Here’s today’s series of local stories:
REMEMBERING EFRAÍN — An internal ICE investigation found that medical and security staff at Georgia’s Stewart Detention Center violated numerous agency rules when dealing with a detainee with mental illness in 2018, José Olivares reports for The Intercept. Efraín Romero de la Rosa, who had been diagnosed with schizophrenia before being detained, took his own life after 21 days in solitary confinement that summer. ICE’s External Reviews and Analysis Unit "found that staff had falsified documents; improperly dealt with Romero’s medication; neglected to follow proper procedures for his care; and improperly placed him in disciplinary solitary confinement — despite multiple warnings of Romero’s declining mental health."

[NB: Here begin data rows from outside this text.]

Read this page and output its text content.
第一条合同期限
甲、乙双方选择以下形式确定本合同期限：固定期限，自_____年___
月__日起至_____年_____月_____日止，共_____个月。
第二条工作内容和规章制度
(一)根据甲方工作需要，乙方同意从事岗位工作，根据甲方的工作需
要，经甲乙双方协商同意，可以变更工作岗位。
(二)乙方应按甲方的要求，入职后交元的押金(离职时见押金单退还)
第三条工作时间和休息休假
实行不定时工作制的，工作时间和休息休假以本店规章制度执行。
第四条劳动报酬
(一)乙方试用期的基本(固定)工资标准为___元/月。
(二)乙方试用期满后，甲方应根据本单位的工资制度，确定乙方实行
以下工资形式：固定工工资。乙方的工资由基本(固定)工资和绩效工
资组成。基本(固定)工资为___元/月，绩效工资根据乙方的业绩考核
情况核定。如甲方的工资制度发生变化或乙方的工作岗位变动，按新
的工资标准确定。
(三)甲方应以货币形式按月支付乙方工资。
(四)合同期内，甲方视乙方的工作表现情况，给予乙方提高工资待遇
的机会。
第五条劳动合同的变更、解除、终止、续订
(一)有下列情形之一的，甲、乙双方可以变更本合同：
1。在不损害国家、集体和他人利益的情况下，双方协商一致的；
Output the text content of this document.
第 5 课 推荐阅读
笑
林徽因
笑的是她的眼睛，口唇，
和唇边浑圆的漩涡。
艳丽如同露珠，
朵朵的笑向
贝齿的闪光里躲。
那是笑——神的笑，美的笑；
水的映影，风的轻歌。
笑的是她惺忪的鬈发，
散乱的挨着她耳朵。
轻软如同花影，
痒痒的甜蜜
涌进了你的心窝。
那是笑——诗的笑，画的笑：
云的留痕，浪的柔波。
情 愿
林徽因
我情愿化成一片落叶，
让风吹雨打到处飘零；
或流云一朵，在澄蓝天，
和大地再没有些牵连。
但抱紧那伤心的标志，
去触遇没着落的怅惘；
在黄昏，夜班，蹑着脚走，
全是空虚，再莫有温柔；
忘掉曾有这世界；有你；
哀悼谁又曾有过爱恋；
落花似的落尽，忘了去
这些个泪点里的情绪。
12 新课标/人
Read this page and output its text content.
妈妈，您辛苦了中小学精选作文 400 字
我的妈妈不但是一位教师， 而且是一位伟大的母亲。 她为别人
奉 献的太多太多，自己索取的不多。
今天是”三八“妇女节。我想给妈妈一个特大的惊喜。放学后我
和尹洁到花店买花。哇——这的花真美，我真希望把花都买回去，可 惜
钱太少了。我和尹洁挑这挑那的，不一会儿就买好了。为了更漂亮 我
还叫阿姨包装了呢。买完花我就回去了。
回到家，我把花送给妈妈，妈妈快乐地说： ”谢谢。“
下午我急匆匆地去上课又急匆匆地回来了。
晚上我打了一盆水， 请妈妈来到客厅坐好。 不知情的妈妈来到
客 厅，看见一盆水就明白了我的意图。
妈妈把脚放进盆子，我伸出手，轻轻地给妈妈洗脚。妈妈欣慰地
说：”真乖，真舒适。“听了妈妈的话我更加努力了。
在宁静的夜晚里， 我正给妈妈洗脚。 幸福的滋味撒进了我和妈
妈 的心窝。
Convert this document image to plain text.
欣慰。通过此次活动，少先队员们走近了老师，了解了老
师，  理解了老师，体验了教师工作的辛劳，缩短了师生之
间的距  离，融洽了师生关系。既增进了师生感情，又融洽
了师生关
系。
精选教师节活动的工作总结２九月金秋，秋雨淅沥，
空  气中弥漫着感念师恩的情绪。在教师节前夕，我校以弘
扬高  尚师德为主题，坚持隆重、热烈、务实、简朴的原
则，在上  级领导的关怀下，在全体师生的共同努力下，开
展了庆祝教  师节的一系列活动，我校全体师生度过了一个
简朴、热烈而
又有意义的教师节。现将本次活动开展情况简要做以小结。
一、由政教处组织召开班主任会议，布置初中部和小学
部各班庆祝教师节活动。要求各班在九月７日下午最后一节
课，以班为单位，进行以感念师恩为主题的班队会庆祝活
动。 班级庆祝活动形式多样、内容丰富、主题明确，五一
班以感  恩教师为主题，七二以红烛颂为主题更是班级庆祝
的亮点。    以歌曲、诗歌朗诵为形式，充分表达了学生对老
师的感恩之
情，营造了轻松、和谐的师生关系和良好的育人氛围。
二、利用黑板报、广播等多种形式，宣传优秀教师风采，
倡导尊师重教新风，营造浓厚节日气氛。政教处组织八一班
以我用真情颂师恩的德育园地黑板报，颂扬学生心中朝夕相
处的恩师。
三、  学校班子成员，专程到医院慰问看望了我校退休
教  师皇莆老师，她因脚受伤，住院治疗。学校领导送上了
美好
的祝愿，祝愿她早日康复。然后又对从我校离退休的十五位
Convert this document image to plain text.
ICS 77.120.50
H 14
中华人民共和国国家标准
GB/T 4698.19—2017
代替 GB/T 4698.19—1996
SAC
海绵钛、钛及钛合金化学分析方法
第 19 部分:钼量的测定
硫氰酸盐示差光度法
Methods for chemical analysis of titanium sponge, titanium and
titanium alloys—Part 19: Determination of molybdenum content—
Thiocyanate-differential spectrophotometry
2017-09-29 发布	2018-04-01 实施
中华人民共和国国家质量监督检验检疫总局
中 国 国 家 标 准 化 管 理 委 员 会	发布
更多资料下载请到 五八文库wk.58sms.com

UNACCOMPANIED IN COURT — There is currently no plan for providing legal counsel to unaccompanied migrant children in U.S.
immigration courts — and that’s a problem, writes Sarah Burr, a former assistant chief immigration judge in New York and Immigrant Justice Corps board member, in an op-ed for The Hill. "How does a child, already
intimidated and confused by the courtroom setting, understand the nature of the court proceedings and the charges against them? How can a child understand the complexities of immigration law, their burden of proof, and possible defenses against deportation? The short answer is they cannot." Despite the Biden administration’s Counsel for Children Initiative and nonprofit organizations’ efforts to hire and train immigration attorneys to represent minors, Burr writes, more needs to be done to ensure children are not alone in courts.